Find which queries affect the most rows
Understanding which queries are affecting the highest number of rows in your system is a useful way to understand the amount of change occurring in your dataset. By organizing this change as “affected rows,” you’re seeing these developments in terms of a powerful, raw metric. “Affected rows” refers to any row that was changed by an UPDATE, INSERT, or DELETE, based based on the OK Packet or Performance_schema data. To view queries organized in terms of affected rows, head to the Profiler and then rank “Queries” by “Affected Rows.” The Profiler will generate a view like this one, giving you immediate, legible insight into which queries are causing the widest range of change.
Find the largest group of similarly grouped queries
If you’re able to see the largest group of similar queries, it gives you a window into application behavior, which, in turn, can be used for sharding decisions and other growth strategies. No small thing. Alternatively, examining query verbs can very quickly show you the read to write ratio of a workload, which can be leveraged at further decision points.
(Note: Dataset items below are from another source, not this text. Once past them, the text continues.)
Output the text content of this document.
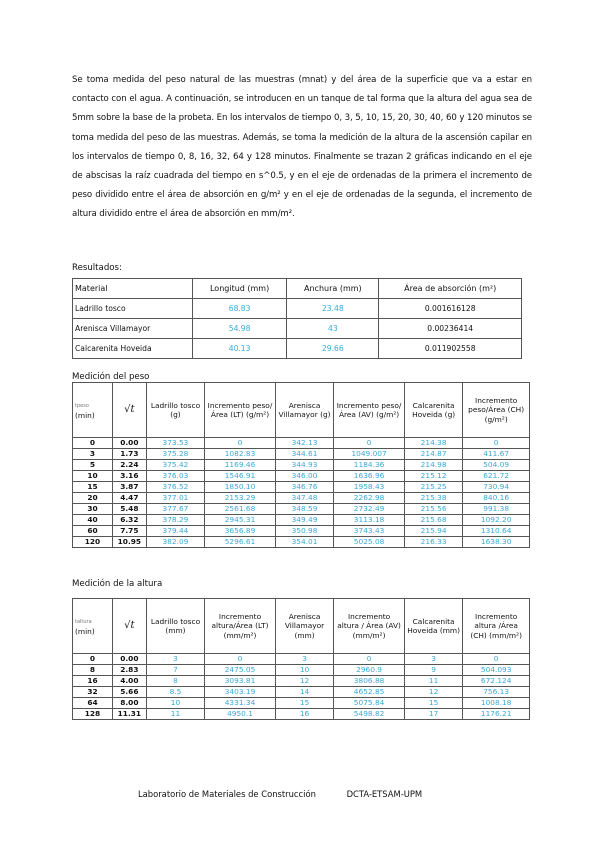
Se toma medida del peso natural de las muestras (mnat) y del área de la superficie que va a estar en contacto con el agua. A continuación, se introducen en un tanque de tal forma que la altura del agua sea de 5mm sobre la base de la probeta. En los intervalos de tiempo 0, 3, 5, 10, 15, 20, 30, 40, 60 y 120 minutos se toma medida del peso de las muestras. Además, se toma la medición de la altura de la ascensión capilar en los intervalos de tiempo 0, 8, 16, 32, 64 y 128 minutos. Finalmente se trazan 2 gráficas indicando en el eje de abscisas la raíz cuadrada del tiempo en s^0.5, y en el eje de ordenadas de la primera el incremento de peso dividido entre el área de absorción en g/m² y en el eje de ordenadas de la segunda, el incremento de altura dividido entre el área de absorción en mm/m².

Resultados:
Material	Longitud (mm)	Anchura (mm)	Área de absorción (m²)
Ladrillo tosco	68.83	23.48	0.001616128
Arenisca Villamayor	54.98	43	0.00236414
Calcarenita Hoveida	40.13	29.66	0.011902558
Medición del peso
tpeso
(min)	√t	Ladrillo tosco (g)	Incremento peso/Área (LT) (g/m²)	Arenisca Villamayor (g)	Incremento peso/Área (AV) (g/m²)	Calcarenita Hoveida (g)	Incremento peso/Área (CH) (g/m²)
0	0.00	373.53	0	342.13	0	214.38	0
3	1.73	375.28	1082.83	344.61	1049.007	214.87	411.67
5	2.24	375.42	1169.46	344.93	1184.36	214.98	504.09
10	3.16	376.03	1546.91	346.00	1636.96	215.12	621.72
15	3.87	376.52	1850.10	346.76	1958.43	215.25	730.94
20	4.47	377.01	2153.29	347.48	2262.98	215.38	840.16
30	5.48	377.67	2561.68	348.59	2732.49	215.56	991.38
40	6.32	378.29	2945.31	349.49	3113.18	215.68	1092.20
60	7.75	379.44	3656.89	350.98	3743.43	215.94	1310.64
120	10.95	382.09	5296.61	354.01	5025.08	216.33	1638.30
Medición de la altura
taltura
(min)	√t	Ladrillo tosco (mm)	Incremento altura/Área (LT) (mm/m²)	Arenisca Villamayor (mm)	Incremento altura / Área (AV) (mm/m²)	Calcarenita Hoveida (mm)	Incremento altura /Área (CH) (mm/m²)
0	0.00	3	0	3	0	3	0
8	2.83	7	2475.05	10	2960.9	9	504.093
16	4.00	8	3093.81	12	3806.88	11	672.124
32	5.66	8.5	3403.19	14	4652.85	12	756.13
64	8.00	10	4331.34	15	5075.84	15	1008.18
128	11.31	11	4950.1	16	5498.82	17	1176.21
Laboratorio de Materiales de Construcción	DCTA-ETSAM-UPM
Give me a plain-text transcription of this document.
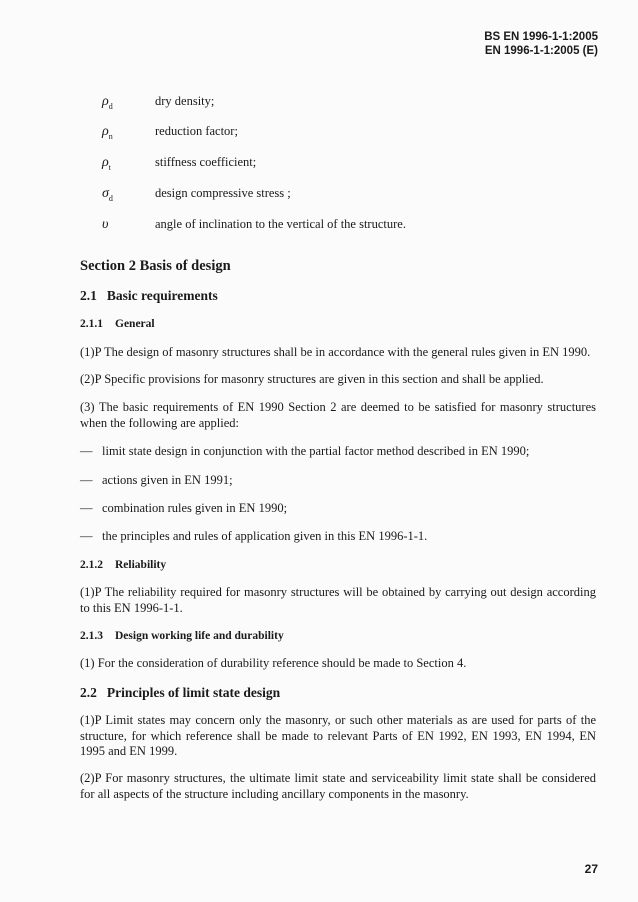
BS EN 1996-1-1:2005
EN 1996-1-1:2005 (E)
$\rho_d$	dry density;
$\rho_n$	reduction factor;
$\rho_t$	stiffness coefficient;
$\sigma_d$	design compressive stress ;
υ	angle of inclination to the vertical of the structure.
Section 2 Basis of design
2.1 Basic requirements
2.1.1 General
(1)P The design of masonry structures shall be in accordance with the general rules given in EN 1990.
(2)P Specific provisions for masonry structures are given in this section and shall be applied.
(3) The basic requirements of EN 1990 Section 2 are deemed to be satisfied for masonry structures when the following are applied:
— limit state design in conjunction with the partial factor method described in EN 1990;
— actions given in EN 1991;
— combination rules given in EN 1990;
— the principles and rules of application given in this EN 1996-1-1.
2.1.2 Reliability
(1)P The reliability required for masonry structures will be obtained by carrying out design according to this EN 1996-1-1.
2.1.3 Design working life and durability
(1) For the consideration of durability reference should be made to Section 4.
2.2 Principles of limit state design
(1)P Limit states may concern only the masonry, or such other materials as are used for parts of the structure, for which reference shall be made to relevant Parts of EN 1992, EN 1993, EN 1994, EN 1995 and EN 1999.
(2)P For masonry structures, the ultimate limit state and serviceability limit state shall be considered for all aspects of the structure including ancillary components in the masonry.
27
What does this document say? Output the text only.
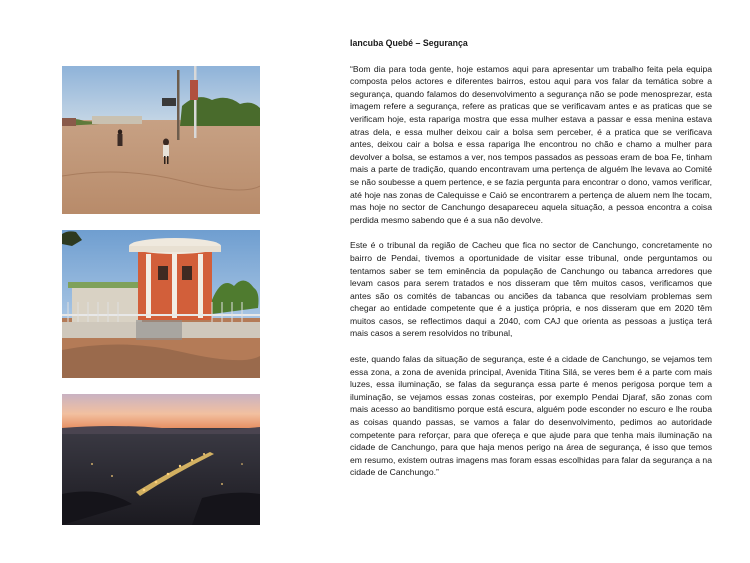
Iancuba Quebé – Segurança

“Bom dia para toda gente, hoje estamos aqui para apresentar um trabalho feita pela equipa composta pelos actores e diferentes bairros, estou aqui para vos falar da temática sobre a segurança, quando falamos do desenvolvimento a segurança não se pode menosprezar, esta imagem refere a segurança, refere as praticas que se verificavam antes e as praticas que se verificam hoje, esta rapariga mostra que essa mulher estava a passar e essa menina estava atras dela, e essa mulher deixou cair a bolsa sem perceber, é a pratica que se verificava antes, deixou cair a bolsa e essa rapariga lhe encontrou no chão e chamo a mulher para devolver a bolsa, se estamos a ver, nos tempos passados as pessoas eram de boa Fe, tinham mais a parte de tradição, quando encontravam uma pertença de alguém lhe levava ao Comité se não soubesse a quem pertence, e se fazia pergunta para encontrar o dono, vamos verificar, até hoje nas zonas de Calequisse e Caió se encontrarem a pertença de aluem nem lhe tocam, mas hoje no sector de Canchungo desapareceu aquela situação, a pessoa encontra a coisa perdida mesmo sabendo que é a sua não devolve.

Este é o tribunal da região de Cacheu que fica no sector de Canchungo, concretamente no bairro de Pendai, tivemos a oportunidade de visitar esse tribunal, onde perguntamos ou tentamos saber se tem eminência da população de Canchungo ou tabanca arredores que levam casos para serem tratados e nos disseram que têm muitos casos, verificamos que antes são os comités de tabancas ou anciões da tabanca que resolviam problemas sem chegar ao entidade competente que é a justiça própria, e nos disseram que em 2020 têm muitos casos, se reflectimos daqui a 2040, com CAJ que orienta as pessoas a justiça terá mais casos a serem resolvidos no tribunal,

este, quando falas da situação de segurança, este é a cidade de Canchungo, se vejamos tem essa zona, a zona de avenida principal, Avenida Titina Silá, se veres bem é a parte com mais luzes, essa iluminação, se falas da segurança essa parte é menos perigosa porque tem a iluminação, se vejamos essas zonas costeiras, por exemplo Pendai Djaraf, são zonas com mais acesso ao banditismo porque está escura, alguém pode esconder no escuro e lhe rouba as coisas quando passas, se vamos a falar do desenvolvimento, pedimos ao autoridade competente para reforçar, para que ofereça e que ajude para que tenha mais iluminação na cidade de Canchungo, para que haja menos perigo na área de segurança, é isso que temos em resumo, existem outras imagens mas foram essas escolhidas para falar da segurança a na cidade de Canchungo.”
To view queries this way, head back to the Profiler and rank them according to “Count.” You’ll then see the total number of queries, grouped similarity and organized by quantity. Alternatively, you can rank “Query Verbs” in the same way and retrieve the number according to command type. In both cases, you see which queries are executing the most frequently in your system.
Find memory allocation stalls
As explained by the kernel documentation, memory allocation stalls refer to times when a process stalls to run memory compaction so that a sizable page is free for use. With SolarWinds DPM, you’re able to see the number of times this happens in a given timeframe, allowing for further investigation. To do so, head to the Metrics dashboard and enter the metric text as “os.mem.compact_stalls”.

Find IO Wait
IO Wait — the time the CPU waits for IO to complete — can cause stalls for page requests that memory buffers are unable to fulfill and during background page flushing. All of this can have widespread impacts on database performance and stability. Using the metrics dashboard in SolarWinds DPM, you’re able to see these stalls by duration over time and broken down by host.

Find long running transactions
Also in the metrics dashboard, you can see long running transactions by viewing the redo segment history length, which, in turn, represents transaction redo segment history length. This is essentially the overhead of yet-to-be-purged MVCC. Naturally, seeing spikes of long running transactions and providing explanation for this overhead is a valuable ability — and easily accomplished with DPM. Just use the metric text “mysql.status.i_s_innodb_metrics.trx_rseg_history_len”.